Comme M. le Prince sortait, une voix lui dit à l’oreille : « voilà une grandeur de service qui me fait trembler pour vous. »

Cinq mois plus tard, il était en prison à Vincennes.


VI. — LES DEUX ITALIENS ET M. LE PMNCE.

Le Roi rentrant dans sa capitale semblait reprendre possession de son royaume, on le croyait, hors de Paris surtout, et l’honneur de ce bienfait revenait à M. le Prince. « voilà un coup qui estourdyra bien du monde et à quoy je ne doute que votre Altesse n’ayt grande part[1]. »

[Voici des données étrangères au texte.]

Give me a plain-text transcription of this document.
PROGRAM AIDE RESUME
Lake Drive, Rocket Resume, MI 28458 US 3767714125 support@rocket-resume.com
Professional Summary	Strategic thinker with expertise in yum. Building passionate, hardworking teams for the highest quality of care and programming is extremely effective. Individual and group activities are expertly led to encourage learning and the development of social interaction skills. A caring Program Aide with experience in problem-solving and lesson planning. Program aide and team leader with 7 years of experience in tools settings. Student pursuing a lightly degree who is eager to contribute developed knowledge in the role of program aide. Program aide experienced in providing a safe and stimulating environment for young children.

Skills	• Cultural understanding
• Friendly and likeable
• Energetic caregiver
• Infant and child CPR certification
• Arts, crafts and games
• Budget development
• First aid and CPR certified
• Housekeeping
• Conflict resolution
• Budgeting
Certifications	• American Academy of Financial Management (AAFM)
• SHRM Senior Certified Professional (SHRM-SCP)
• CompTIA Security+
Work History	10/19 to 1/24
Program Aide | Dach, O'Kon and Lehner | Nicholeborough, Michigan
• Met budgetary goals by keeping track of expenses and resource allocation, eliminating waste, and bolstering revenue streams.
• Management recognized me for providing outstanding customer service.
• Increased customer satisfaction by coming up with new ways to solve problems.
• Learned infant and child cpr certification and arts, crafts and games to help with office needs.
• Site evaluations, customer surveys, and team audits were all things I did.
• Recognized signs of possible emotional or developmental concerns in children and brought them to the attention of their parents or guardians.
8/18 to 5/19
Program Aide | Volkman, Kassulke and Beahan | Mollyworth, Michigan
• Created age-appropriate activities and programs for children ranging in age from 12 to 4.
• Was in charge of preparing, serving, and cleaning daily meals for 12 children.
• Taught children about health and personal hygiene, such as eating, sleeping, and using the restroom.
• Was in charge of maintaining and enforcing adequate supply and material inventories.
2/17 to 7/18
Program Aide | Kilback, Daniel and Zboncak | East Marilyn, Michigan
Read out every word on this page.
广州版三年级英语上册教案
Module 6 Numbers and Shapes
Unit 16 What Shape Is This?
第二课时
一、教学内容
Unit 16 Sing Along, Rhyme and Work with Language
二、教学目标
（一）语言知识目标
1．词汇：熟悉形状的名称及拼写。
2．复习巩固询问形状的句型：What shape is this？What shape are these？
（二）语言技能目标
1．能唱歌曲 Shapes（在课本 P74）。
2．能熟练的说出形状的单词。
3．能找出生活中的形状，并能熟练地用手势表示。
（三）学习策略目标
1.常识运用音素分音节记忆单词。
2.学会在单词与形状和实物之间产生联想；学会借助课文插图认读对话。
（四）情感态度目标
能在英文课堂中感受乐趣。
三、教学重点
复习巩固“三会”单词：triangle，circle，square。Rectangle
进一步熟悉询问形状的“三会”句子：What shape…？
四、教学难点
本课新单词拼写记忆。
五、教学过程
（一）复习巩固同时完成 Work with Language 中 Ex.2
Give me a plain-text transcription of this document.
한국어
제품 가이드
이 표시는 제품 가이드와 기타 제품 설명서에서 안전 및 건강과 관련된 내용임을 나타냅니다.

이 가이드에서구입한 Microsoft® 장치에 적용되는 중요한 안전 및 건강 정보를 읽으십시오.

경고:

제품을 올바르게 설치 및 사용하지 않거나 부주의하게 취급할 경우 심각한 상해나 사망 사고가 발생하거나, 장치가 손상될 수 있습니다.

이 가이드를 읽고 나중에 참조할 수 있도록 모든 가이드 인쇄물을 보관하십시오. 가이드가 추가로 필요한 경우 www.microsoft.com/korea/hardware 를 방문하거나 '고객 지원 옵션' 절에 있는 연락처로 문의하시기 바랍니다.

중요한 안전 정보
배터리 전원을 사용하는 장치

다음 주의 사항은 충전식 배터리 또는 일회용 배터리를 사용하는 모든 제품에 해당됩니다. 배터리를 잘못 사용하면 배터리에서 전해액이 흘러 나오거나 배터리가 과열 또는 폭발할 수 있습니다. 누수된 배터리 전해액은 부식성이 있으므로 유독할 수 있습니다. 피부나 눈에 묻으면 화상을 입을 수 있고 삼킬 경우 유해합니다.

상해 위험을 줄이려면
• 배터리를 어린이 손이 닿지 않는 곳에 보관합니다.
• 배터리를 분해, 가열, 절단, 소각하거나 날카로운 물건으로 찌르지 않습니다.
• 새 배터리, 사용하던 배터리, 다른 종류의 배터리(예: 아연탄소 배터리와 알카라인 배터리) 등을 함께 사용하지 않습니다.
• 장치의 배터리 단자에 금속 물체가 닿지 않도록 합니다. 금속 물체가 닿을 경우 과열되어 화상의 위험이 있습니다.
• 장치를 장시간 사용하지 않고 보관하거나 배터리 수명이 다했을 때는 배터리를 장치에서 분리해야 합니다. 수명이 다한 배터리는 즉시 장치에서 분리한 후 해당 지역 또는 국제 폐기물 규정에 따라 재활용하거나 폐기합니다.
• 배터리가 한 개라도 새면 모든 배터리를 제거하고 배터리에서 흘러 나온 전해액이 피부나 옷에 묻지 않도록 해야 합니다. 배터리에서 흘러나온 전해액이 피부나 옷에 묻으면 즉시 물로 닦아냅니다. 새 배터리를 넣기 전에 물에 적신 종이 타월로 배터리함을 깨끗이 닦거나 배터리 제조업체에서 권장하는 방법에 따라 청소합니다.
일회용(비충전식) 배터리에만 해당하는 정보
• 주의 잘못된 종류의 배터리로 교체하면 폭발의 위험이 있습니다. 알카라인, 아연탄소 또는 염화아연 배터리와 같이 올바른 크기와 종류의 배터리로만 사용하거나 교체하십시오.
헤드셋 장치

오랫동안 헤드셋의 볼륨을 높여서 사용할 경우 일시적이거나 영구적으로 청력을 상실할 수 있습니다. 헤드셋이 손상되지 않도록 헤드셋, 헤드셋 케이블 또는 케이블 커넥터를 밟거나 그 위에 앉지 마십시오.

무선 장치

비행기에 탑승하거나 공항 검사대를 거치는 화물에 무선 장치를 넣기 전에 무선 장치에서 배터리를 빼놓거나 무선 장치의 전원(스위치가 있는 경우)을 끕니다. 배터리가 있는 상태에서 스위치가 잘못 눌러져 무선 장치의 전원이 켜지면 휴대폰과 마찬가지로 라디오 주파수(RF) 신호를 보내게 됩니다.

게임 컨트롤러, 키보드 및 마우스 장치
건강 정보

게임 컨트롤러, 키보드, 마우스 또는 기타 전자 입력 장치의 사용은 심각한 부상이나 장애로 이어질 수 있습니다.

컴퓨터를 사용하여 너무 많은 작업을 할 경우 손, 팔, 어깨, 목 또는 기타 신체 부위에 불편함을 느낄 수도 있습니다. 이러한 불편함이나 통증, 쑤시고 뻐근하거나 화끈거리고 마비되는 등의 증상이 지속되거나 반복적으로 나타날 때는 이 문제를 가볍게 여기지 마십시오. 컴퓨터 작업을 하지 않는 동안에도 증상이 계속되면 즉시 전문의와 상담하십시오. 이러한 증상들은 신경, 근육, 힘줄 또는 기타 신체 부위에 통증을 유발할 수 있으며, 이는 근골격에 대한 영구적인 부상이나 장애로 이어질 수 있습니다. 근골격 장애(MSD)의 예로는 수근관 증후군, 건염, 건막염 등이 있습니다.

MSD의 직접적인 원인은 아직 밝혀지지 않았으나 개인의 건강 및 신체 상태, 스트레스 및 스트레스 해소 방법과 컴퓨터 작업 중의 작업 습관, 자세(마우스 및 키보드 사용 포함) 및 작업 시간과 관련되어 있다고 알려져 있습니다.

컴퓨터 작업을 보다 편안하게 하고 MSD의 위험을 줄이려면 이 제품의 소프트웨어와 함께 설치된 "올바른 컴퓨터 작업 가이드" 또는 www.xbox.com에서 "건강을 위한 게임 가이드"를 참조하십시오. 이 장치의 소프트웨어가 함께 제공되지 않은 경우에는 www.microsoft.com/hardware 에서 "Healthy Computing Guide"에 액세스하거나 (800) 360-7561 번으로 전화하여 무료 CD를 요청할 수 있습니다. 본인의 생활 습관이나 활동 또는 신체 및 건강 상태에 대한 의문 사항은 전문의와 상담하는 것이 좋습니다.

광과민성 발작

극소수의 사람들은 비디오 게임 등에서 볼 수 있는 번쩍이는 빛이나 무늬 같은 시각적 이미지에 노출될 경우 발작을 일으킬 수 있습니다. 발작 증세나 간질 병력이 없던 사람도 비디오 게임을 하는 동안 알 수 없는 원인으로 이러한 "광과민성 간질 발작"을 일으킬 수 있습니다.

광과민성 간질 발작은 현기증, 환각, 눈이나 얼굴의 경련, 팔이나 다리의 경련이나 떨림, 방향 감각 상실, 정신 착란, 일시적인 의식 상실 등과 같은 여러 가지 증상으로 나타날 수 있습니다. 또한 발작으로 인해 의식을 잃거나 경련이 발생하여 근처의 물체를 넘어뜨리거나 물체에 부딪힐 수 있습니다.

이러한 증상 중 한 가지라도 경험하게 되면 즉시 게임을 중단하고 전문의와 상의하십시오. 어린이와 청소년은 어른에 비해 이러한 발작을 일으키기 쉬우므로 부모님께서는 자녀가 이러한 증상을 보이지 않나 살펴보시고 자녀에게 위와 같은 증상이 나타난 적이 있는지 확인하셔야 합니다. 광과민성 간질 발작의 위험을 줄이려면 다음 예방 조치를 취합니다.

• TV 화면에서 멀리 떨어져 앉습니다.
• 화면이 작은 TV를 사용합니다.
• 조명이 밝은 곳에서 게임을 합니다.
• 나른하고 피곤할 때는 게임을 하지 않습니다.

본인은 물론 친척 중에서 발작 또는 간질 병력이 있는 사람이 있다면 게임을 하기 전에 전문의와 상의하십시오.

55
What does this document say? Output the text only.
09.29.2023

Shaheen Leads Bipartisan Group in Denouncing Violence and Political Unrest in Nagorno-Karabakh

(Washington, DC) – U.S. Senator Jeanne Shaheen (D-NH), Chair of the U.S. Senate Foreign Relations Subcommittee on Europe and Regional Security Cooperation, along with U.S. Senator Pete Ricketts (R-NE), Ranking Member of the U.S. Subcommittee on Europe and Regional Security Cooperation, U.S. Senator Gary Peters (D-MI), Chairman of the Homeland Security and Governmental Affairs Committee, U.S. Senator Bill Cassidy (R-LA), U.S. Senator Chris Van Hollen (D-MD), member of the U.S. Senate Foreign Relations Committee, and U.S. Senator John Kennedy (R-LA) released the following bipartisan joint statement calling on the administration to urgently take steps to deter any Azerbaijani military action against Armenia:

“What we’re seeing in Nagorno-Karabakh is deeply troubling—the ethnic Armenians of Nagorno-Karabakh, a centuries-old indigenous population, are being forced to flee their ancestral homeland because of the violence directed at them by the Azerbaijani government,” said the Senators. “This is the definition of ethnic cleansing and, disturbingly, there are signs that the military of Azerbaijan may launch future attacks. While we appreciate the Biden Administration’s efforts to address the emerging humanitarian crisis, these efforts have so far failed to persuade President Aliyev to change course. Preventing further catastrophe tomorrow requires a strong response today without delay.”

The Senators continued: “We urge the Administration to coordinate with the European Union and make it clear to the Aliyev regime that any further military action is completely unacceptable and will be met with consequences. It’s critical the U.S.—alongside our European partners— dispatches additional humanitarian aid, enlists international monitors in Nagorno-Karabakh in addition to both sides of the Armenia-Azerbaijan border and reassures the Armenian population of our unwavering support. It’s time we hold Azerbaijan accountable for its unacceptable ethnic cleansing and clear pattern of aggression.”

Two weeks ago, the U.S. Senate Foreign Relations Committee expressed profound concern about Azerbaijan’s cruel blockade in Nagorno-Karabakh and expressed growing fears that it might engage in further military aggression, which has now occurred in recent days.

Rien de plus trompeur que cette apparence de triomphe et de pouvoir. Le terrain est miné sous les pas de Condé. Entouré d’embûches et de séductions, responsable de tous les refus comme des faveurs imméritées, au fond il ne dispose de rien, ne peut satisfaire les sollicitations qui pleuvent sur lui, décourage les offres de service qui lui viennent de tous côtés, refuse de répondre aux appels répétés des amateurs de sédition. Cette carrière de duc de Guise, que Retz lui ouvrait au lendemain des Barricades, il a plusieurs fois occasion d’y rentrer : à la paix de Rueil, après l’échec de Cambrai, au retour du Roi, à chacune des crises que soulèvera le flux et le reflux des intrigues. Et chaque fois il s’arrête, ne pouvant se décider à conduire ces faméliques à l’assaut de l’État : « Je ne peux me résoudre à devenir le chef d’une armée de fous, n’y ayant pas un homme sage qui pût s’engager dans une cohue de cette sorte. »

L’hésitation, les retours, les répugnances de l’honneur sont taxés de faiblesse ; on a trop compté sur sa force pour lui pardonner de n’en pas faire usage ; l’affront d’une protection hautaine est aussi vivement ressenti que le refus de seconder jusqu’au bout un pernicieux dessein. D’implacables adversaires guettent ses moindres démarches, exploitent les caprices de son humeur, la violence de ses mouvemens, son ardeur à épouser les querelles, les prétentions de ses amis, et’ cette activité dévorante qui n’a plus d’aliment. Il n’est pas assez battu de la tempête, assez refroidi par l’âge pour se renfermer dans le labeur administratif ou dans une studieuse retraite ; il reste agité ; l’inaction devient pour lui le plus grand des périls.

  1. Gramont à M. le Prince. Pau, 28 août. A. C.